Getting rescued from the swarm of kids coming at me for food. Weak target I guess
Aww...
After this things settled down a bit. I got to play some basketball with the locals... and got whipped!! These guys were amazing! They could get some amazing air off the court and just made the white guy look hopeless! haha. I'm guessing they play a lot though.
There was also this cool version of pool they had with flat discs and talcum powder on a table and it worked pretty well!

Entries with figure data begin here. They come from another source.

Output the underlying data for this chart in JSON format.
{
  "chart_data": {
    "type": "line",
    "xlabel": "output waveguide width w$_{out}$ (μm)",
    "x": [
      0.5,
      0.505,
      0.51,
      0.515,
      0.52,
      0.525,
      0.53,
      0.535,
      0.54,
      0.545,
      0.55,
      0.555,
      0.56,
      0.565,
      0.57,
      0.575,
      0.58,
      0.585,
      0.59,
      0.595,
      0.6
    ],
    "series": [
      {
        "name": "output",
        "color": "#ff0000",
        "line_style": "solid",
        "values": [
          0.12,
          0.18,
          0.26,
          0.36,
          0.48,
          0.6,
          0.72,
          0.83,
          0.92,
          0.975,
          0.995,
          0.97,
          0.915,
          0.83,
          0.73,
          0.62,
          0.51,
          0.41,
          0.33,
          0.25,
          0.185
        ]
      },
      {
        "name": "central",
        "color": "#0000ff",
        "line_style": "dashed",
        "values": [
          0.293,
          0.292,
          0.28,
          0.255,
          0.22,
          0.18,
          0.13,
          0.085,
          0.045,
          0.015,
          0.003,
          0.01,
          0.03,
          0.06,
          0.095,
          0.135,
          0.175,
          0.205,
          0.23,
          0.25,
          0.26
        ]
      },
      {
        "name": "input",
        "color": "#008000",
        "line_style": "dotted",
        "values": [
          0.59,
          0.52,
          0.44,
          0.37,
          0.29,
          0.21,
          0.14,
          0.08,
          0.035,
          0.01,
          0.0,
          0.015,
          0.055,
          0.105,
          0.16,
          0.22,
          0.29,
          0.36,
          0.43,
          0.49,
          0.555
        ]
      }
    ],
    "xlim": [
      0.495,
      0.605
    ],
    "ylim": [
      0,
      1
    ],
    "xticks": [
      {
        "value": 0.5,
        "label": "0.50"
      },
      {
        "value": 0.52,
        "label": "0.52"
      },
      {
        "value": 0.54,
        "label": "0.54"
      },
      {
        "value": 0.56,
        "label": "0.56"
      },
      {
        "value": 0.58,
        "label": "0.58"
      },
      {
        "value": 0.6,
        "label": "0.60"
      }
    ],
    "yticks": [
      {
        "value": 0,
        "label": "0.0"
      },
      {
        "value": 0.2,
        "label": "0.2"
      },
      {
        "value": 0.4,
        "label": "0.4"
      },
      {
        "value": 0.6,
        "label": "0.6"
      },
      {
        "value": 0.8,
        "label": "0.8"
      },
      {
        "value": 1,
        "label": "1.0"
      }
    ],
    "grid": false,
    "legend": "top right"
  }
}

I got to meet some of the boys that lived in the slums there and they were heaps of fun! I taught them a game called 'quick-draw' where you add each other's fingers together and the first one to say the answer wins. It's amazing how quickly they were getting it, without any education, and just goes to show how much potential every child there has if only they had the opportunity to grow and be taught in a school like normal. But unfortunately, that's not normal over there.
It turns out that the van we arrived in was actually full of medical supplies too! I just couldn't see any of it because I was surrounded by arms and legs the whole time. These supplies were set up in the back of the van and a mini-day surgery-type thing ran with a doctor guy who came along and Charity, the lady who runs the whole organisation.
This was just a small part of the group lining up to get treatment. Can you see Hannah in there?
Some of the maladies were minor, while some included seriously major sicknesses, like this woman who initially had a herpes infection but because it went untreated for so long it had spread up and around her back and to make matters worse, she was pregnant!! Poor thing.
I love this shot. These were some of the guys that help out with the Gentle Hands orphanage. The amazing thing is that the boys either side of me were actually rescued from this exact slum as orphans! Now they have been raised in the orphanage and are helping to rescue more kids like themselves from the same fate that they would have faced had they not been taken in as orphans. Pretty cool I thought.
There's so much more to tell about this place but I've run out of steam. More to come at some point. That was Malabon.